Когда Виола немного успокоилась, ей показалось, что она слышит не только стук собственных зубов. Был еще какой-то звук. Шорох отдаленного движения. Так могло шуметь животное, ползущее по полу.
Или…
«Бина!» – крикнула бы Виола, если бы была в состоянии, но из горла вырвался только хрип. Неужели похититель ее не обманул? Сабина жива? Он действительно привел ее к ней?
– Бина, это я, Виола! Ты меня слышишь?
С каждым словом голос креп. Надежда на встречу с подругой снова наполнила вены жизненной энергией. Превозмогая боль и усталость, Виола поднялась на ноги. Безмолвная черная бездна, в которую она смотрела, уже не пугала ее, как раньше, и она отважилась сделать шаг, чувствуя себя так, будто переходит из этого мира в другой. По телу забегали мурашки. Стало еще холоднее, Виола вся задрожала.
– Бина?

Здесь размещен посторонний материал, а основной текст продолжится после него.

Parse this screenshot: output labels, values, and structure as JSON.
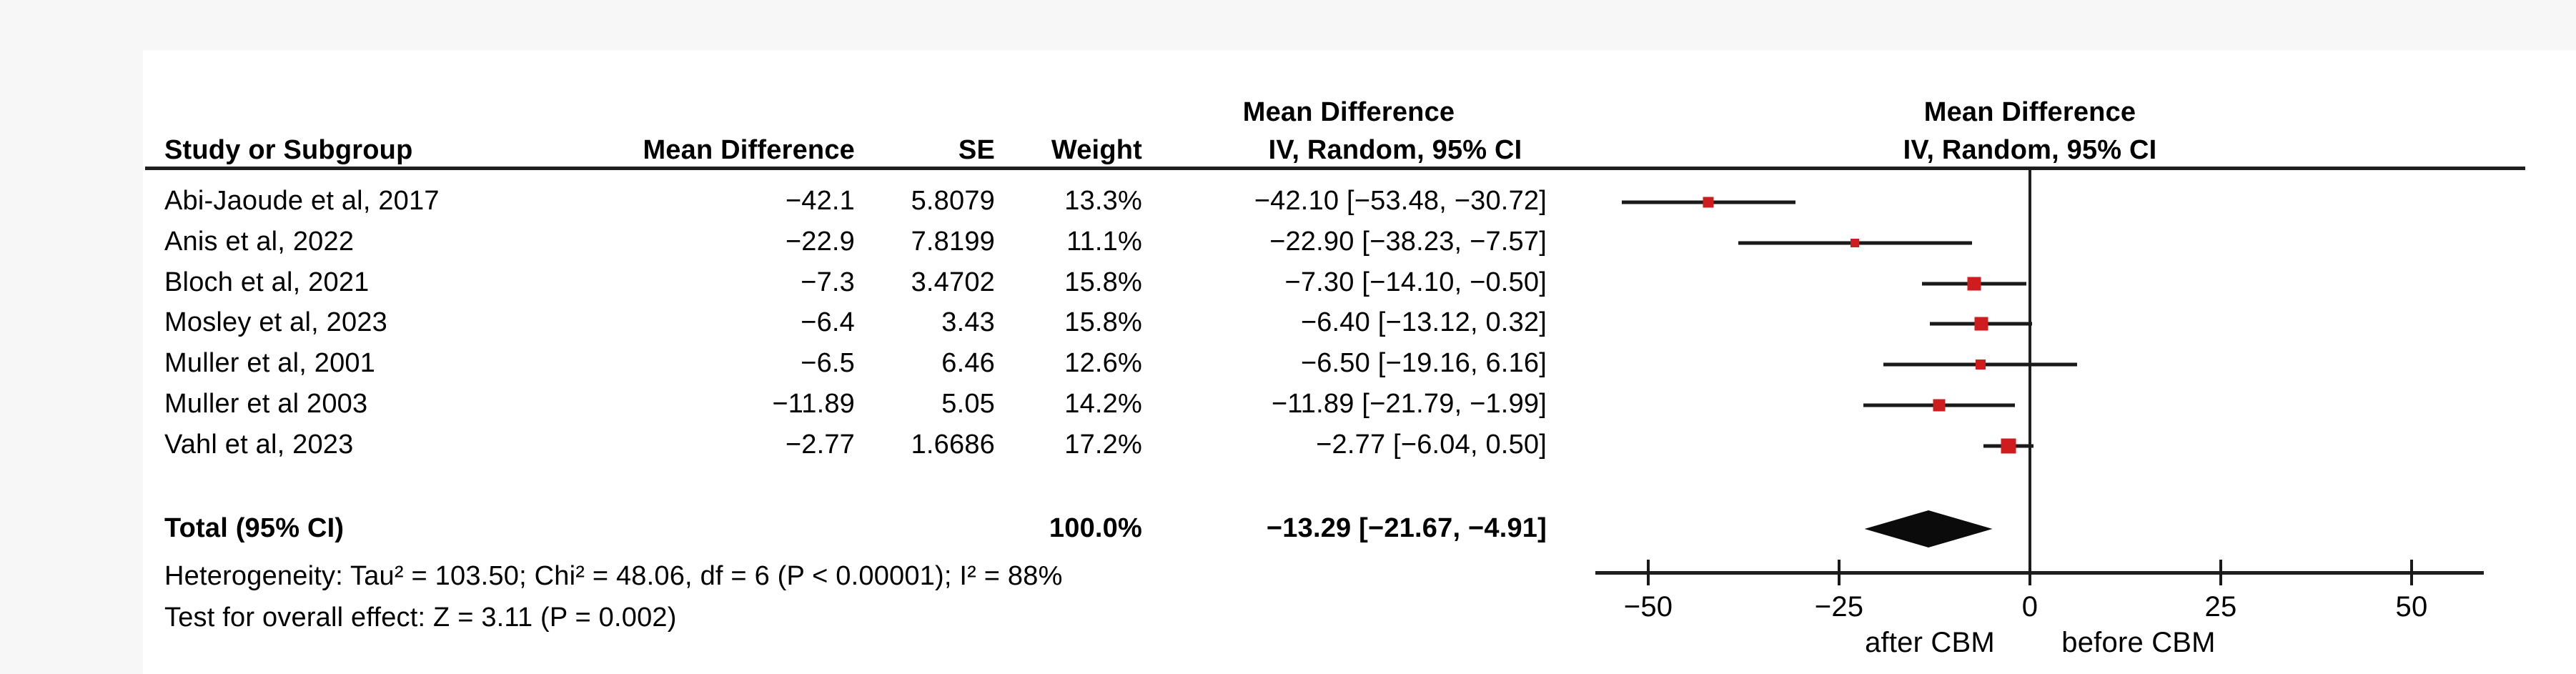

Ты меня слышишь?
Кто еще мог быть заперт здесь, если не ее подруга? Она преодолеет страх, проберется ощупью сквозь темноту и найдет Сабину. Ни перед чем и ни перед кем не остановится.

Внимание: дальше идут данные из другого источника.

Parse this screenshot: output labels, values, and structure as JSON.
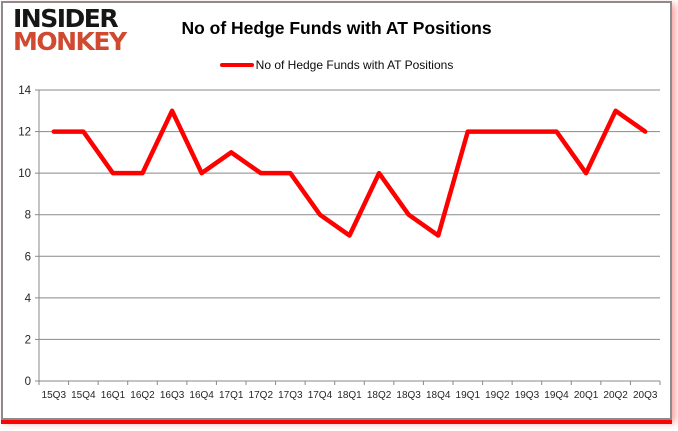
{
  "logo": {
    "line1": "INSIDER",
    "line2": "MONKEY"
  },
  "header": {
    "title": "No of Hedge Funds with AT Positions"
  },
  "legend": {
    "label": "No of Hedge Funds with AT Positions"
  },
  "chart_data": {
    "type": "line",
    "title": "No of Hedge Funds with AT Positions",
    "categories": [
      "15Q3",
      "15Q4",
      "16Q1",
      "16Q2",
      "16Q3",
      "16Q4",
      "17Q1",
      "17Q2",
      "17Q3",
      "17Q4",
      "18Q1",
      "18Q2",
      "18Q3",
      "18Q4",
      "19Q1",
      "19Q2",
      "19Q3",
      "19Q4",
      "20Q1",
      "20Q2",
      "20Q3"
    ],
    "series": [
      {
        "name": "No of Hedge Funds with AT Positions",
        "color": "#ff0000",
        "values": [
          12,
          12,
          10,
          10,
          13,
          10,
          11,
          10,
          10,
          8,
          7,
          10,
          8,
          7,
          12,
          12,
          12,
          12,
          10,
          13,
          12
        ]
      }
    ],
    "xlabel": "",
    "ylabel": "",
    "ylim": [
      0,
      14
    ],
    "ytick_step": 2,
    "grid": true,
    "legend_position": "top-center"
  },
  "colors": {
    "line_red": "#ff0000",
    "logo_black": "#161616",
    "logo_red": "#d04a31",
    "grid_gray": "#898989",
    "border_gray": "#8c8c8c",
    "bottom_bar_red": "#fa0505",
    "label_text": "#262626"
  }
}
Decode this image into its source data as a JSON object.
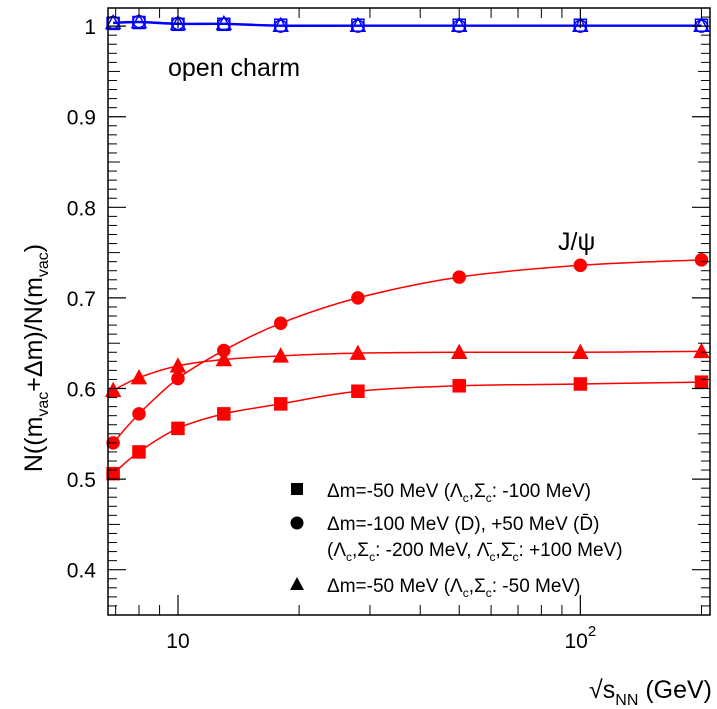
{
  "chart_data": {
    "type": "line",
    "x_scale": "log",
    "xlim": [
      6.7,
      210
    ],
    "ylim": [
      0.35,
      1.02
    ],
    "x_ticks": [
      {
        "value": 10,
        "label": "10"
      },
      {
        "value": 100,
        "label": "10",
        "sup": "2"
      }
    ],
    "y_ticks": [
      0.4,
      0.5,
      0.6,
      0.7,
      0.8,
      0.9,
      1
    ],
    "y_tick_labels": [
      "0.4",
      "0.5",
      "0.6",
      "0.7",
      "0.8",
      "0.9",
      "1"
    ],
    "xlabel": "√s_NN (GeV)",
    "ylabel": "N((m_vac+Δm)/N(m_vac)",
    "grid": false,
    "annotations": {
      "open_charm": "open charm",
      "jpsi": "J/ψ"
    },
    "legend": {
      "position": "bottom-right",
      "entries": [
        {
          "marker": "square",
          "text": "Δm=-50 MeV (Λ_c,Σ_c: -100 MeV)"
        },
        {
          "marker": "circle",
          "text": "Δm=-100 MeV (D), +50 MeV (D̄)"
        },
        {
          "marker": "none",
          "text": "(Λ_c,Σ_c: -200 MeV, Λ̄_c,Σ̄_c: +100 MeV)"
        },
        {
          "marker": "triangle",
          "text": "Δm=-50 MeV (Λ_c,Σ_c: -50 MeV)"
        }
      ]
    },
    "series": [
      {
        "group": "jpsi",
        "marker": "square",
        "color": "#ff0000",
        "x": [
          6.9,
          8,
          10,
          13,
          18,
          28,
          50,
          100,
          200
        ],
        "y": [
          0.506,
          0.53,
          0.556,
          0.572,
          0.583,
          0.597,
          0.603,
          0.605,
          0.607
        ]
      },
      {
        "group": "jpsi",
        "marker": "circle",
        "color": "#ff0000",
        "x": [
          6.9,
          8,
          10,
          13,
          18,
          28,
          50,
          100,
          200
        ],
        "y": [
          0.54,
          0.572,
          0.611,
          0.642,
          0.672,
          0.7,
          0.723,
          0.736,
          0.742
        ]
      },
      {
        "group": "jpsi",
        "marker": "triangle",
        "color": "#ff0000",
        "x": [
          6.9,
          8,
          10,
          13,
          18,
          28,
          50,
          100,
          200
        ],
        "y": [
          0.598,
          0.612,
          0.625,
          0.632,
          0.636,
          0.639,
          0.64,
          0.64,
          0.641
        ]
      },
      {
        "group": "open_charm",
        "marker": "open-square",
        "color": "#0000ff",
        "x": [
          6.9,
          8,
          10,
          13,
          18,
          28,
          50,
          100,
          200
        ],
        "y": [
          1.003,
          1.004,
          1.002,
          1.002,
          1.001,
          1.001,
          1.001,
          1.001,
          1.001
        ]
      },
      {
        "group": "open_charm",
        "marker": "open-circle",
        "color": "#0000ff",
        "x": [
          6.9,
          8,
          10,
          13,
          18,
          28,
          50,
          100,
          200
        ],
        "y": [
          1.004,
          1.005,
          1.003,
          1.002,
          1.0,
          1.0,
          1.0,
          1.0,
          1.0
        ]
      },
      {
        "group": "open_charm",
        "marker": "open-triangle",
        "color": "#0000ff",
        "x": [
          6.9,
          8,
          10,
          13,
          18,
          28,
          50,
          100,
          200
        ],
        "y": [
          1.004,
          1.005,
          1.003,
          1.003,
          1.001,
          1.001,
          1.001,
          1.001,
          1.001
        ]
      }
    ]
  }
}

Одной рукой Виола вела по стене, а другую вытянула вперед, чтобы вовремя распознать препятствие. Она ничего не видела, но глаза были широко открыты. Боязнь напороться на что-нибудь сопровождала ее с первого шага, не позволяя ей зажмуриться и полностью положиться на осязание.
Она почувствовала, что пол как будто уходит вниз под небольшим углом, а пальцы, которыми она придерживалась за стену, ощущали неровную шершавую поверхность, похожую на скалистую породу или бетон.
Виола шла медленно, осторожно переставляя ноги. Приходилось подавлять страх и естественную реакцию тела, не желавшего двигаться в полной темноте. Каждый шаг требовал невероятных усилий, которые Виола делала только потому, что надеялась найти Сабину. Может, у нее заткнут рот или она тяжело ранена и поэтому не отвечает, но она все-таки здесь? Только эта надежда и давала силы, чтобы идти.
Пройдя неизвестно какое расстояние, Виола остановилась и несколько минут просто прислушивалась, дрожа и борясь со слезами. Наконец тот звук послышался снова – на этот раз громче и отчетливее, чем раньше. Кто-то в самом деле терся о пол или что-то чем-то царапал. По телу Виолы пробежал озноб.
– Бина, это ты?
Ответа в собственном смысле слова не последовало. Зато послышалось тяжелое дыхание. Сделав шаг, Виола опять остановилась.
Что, если это не Сабина?
Что, если ее заперли с каким-то невыразимо жутким существом?
Вечером, когда Йенс вернулся в свой кабинет, там царила подозрительная напряженная тишина.
Ребекка давно ждала его. Идя по коридору, он сразу взял в автомате два кофе – для нее и для себя.
В окно было видно, как над гамбургскими крышами сбиваются в кучу грозовые облака. Пока Йенс ехал в машине, по радио передали прогноз погоды: ожидался сильный дождь с градом и шквалистым ветром. Небо действительно выглядело как перед апокалипсисом.
Поставив кофе на стол, Йенс плюхнулся на свое крутящееся кресло, чье сиденье давно приняло форму его зада, и посмотрел на Ребекку. Она казалась взволнованной, как подросток перед первым разом: глаза влажно блестят, зрачки расширены, щеки красные. Похоже, она еле дождалась его приезда.
– Ну выкладывай, – сказал Йенс.
– Его имени мы не знаем, – начала Ребекка без предисловий. – Официальный запрос на доступ к персональным данным сотрудников «Food2You» уже подан, но сегодня результата точно не будет, а если б и был, то исполнительный директор наверняка что-нибудь предпринял бы – у него для этого есть юристы. Так что Рольф и Карина сейчас в засаде. Пойдут за ним, за тем программистом, как только он выйдет из здания.
– Думаю, это в любом случае самый верный путь, – сказал Йенс, сделав маленький глоток кофе. – Пока он не замечает слежки, существует вероятность, что он приведет нас к Виоле… Если, конечно, он и есть похититель. Насколько ты в этом уверена?